One bad thing: Our main
viewpoint character was terribly passive, and pretty much wandered around, got
possessed, and got bailed out by his girlfriend.
Overall:
I didn’t much like the book. It
was populated by creeps, who were occasionally viewpoint characters. Nobody really knew what was going on, and so
they pretty much just reacted badly. The
proactive characters were the ones that you wanted to lose, and one person only
started fighting back with just a few pages to go, and then everything
magically resolved.
The writing was decent, and the setting was wonderful. The characters had potential, but their
interaction with each other and the plot was dreadful.
Rating: 2
Characters:
There were four main viewpoint characters, and I think there were a
couple more thrown in here and there.
The main four were:
- Peter – he felt like the hero, but never really did anything other than get possessed a couple of times.
- Beth – Peter’s girlfriend. She seems to be just along for the ride until right at the end.
- Pomeroy – A real dirtbag – he’s stalking Beth, and trying to extort business partners, and generally being every bit as horrible as he can be, for perfectly delusional reasons, and no redeeming characteristics. That said, I’m still confused as to exactly why he met the fate that he did.
- Klein – Pomeroy’s business partner, and generally unscrupulous business man with a few redeeming characteristics.

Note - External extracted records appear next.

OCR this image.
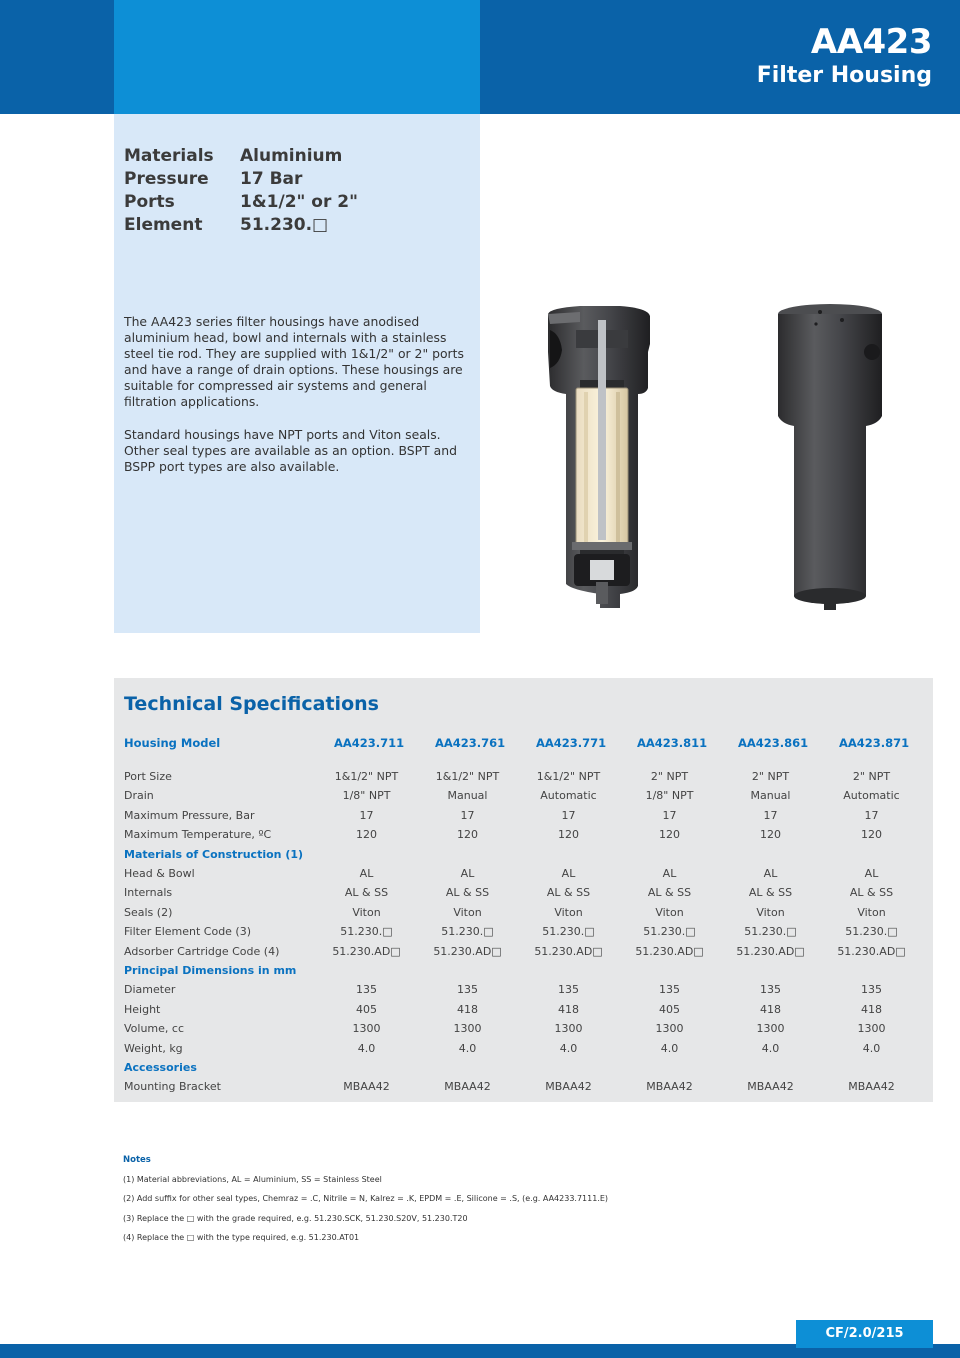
AA423
Filter Housing
Materials	Aluminium
Pressure	17 Bar
Ports	1&1/2" or 2"
Element	51.230.□
The AA423 series filter housings have anodised aluminium head, bowl and internals with a stainless steel tie rod. They are supplied with 1&1/2" or 2" ports and have a range of drain options. These housings are suitable for compressed air systems and general filtration applications.
Standard housings have NPT ports and Viton seals. Other seal types are available as an option. BSPT and BSPP port types are also available.
Technical Specifications
Housing Model	AA423.711	AA423.761	AA423.771	AA423.811	AA423.861	AA423.871
Port Size	1&1/2" NPT	1&1/2" NPT	1&1/2" NPT	2" NPT	2" NPT	2" NPT
Drain	1/8" NPT	Manual	Automatic	1/8" NPT	Manual	Automatic
Maximum Pressure, Bar	17	17	17	17	17	17
Maximum Temperature, ºC	120	120	120	120	120	120
Materials of Construction (1)
Head & Bowl	AL	AL	AL	AL	AL	AL
Internals	AL & SS	AL & SS	AL & SS	AL & SS	AL & SS	AL & SS
Seals (2)	Viton	Viton	Viton	Viton	Viton	Viton
Filter Element Code (3)	51.230.□	51.230.□	51.230.□	51.230.□	51.230.□	51.230.□
Adsorber Cartridge Code (4)	51.230.AD□	51.230.AD□	51.230.AD□	51.230.AD□	51.230.AD□	51.230.AD□
Principal Dimensions in mm
Diameter	135	135	135	135	135	135
Height	405	418	418	405	418	418
Volume, cc	1300	1300	1300	1300	1300	1300
Weight, kg	4.0	4.0	4.0	4.0	4.0	4.0
Accessories
Mounting Bracket	MBAA42	MBAA42	MBAA42	MBAA42	MBAA42	MBAA42
Notes
(1) Material abbreviations, AL = Aluminium, SS = Stainless Steel
(2) Add suffix for other seal types, Chemraz = .C, Nitrile = N, Kalrez = .K, EPDM = .E, Silicone = .S, (e.g. AA4233.7111.E)
(3) Replace the □ with the grade required, e.g. 51.230.SCK, 51.230.S20V, 51.230.T20
(4) Replace the □ with the type required, e.g. 51.230.AT01
CF/2.0/215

The characters felt real enough, behaved ok, and, other than Pomeroy,
felt like they were reasonable people.
However, I couldn’t really be bothered to care much about them, and
that’s where the horror fell flat.
Setting:
Rural California – well-conceived and described. Lots of effort went into non-visual
descriptions, and they worked well.
Plot:
Strange things happen. Our hero
gets possessed a couple of times, and we try to figure out who the ghost
is. Except we’re told pretty early
on. The plot just didn’t work for
me. There was potential early, but when
we got into the meat of the story, it just… nobody ever figured out what
exactly was going on, and eventually someone did the right random thing, and
life magically went back to normal.
Readability:
Very readable - the language was perfectly serviceable, and the reading
wasn’t unduly hard. The story just
wasn’t that interesting.
Other Opinions:
Not much out there, other than a few Goodreads and Amazon reviews. I found this old Kirkus review,
but it’s pretty incomplete. The general
feel isn’t positive.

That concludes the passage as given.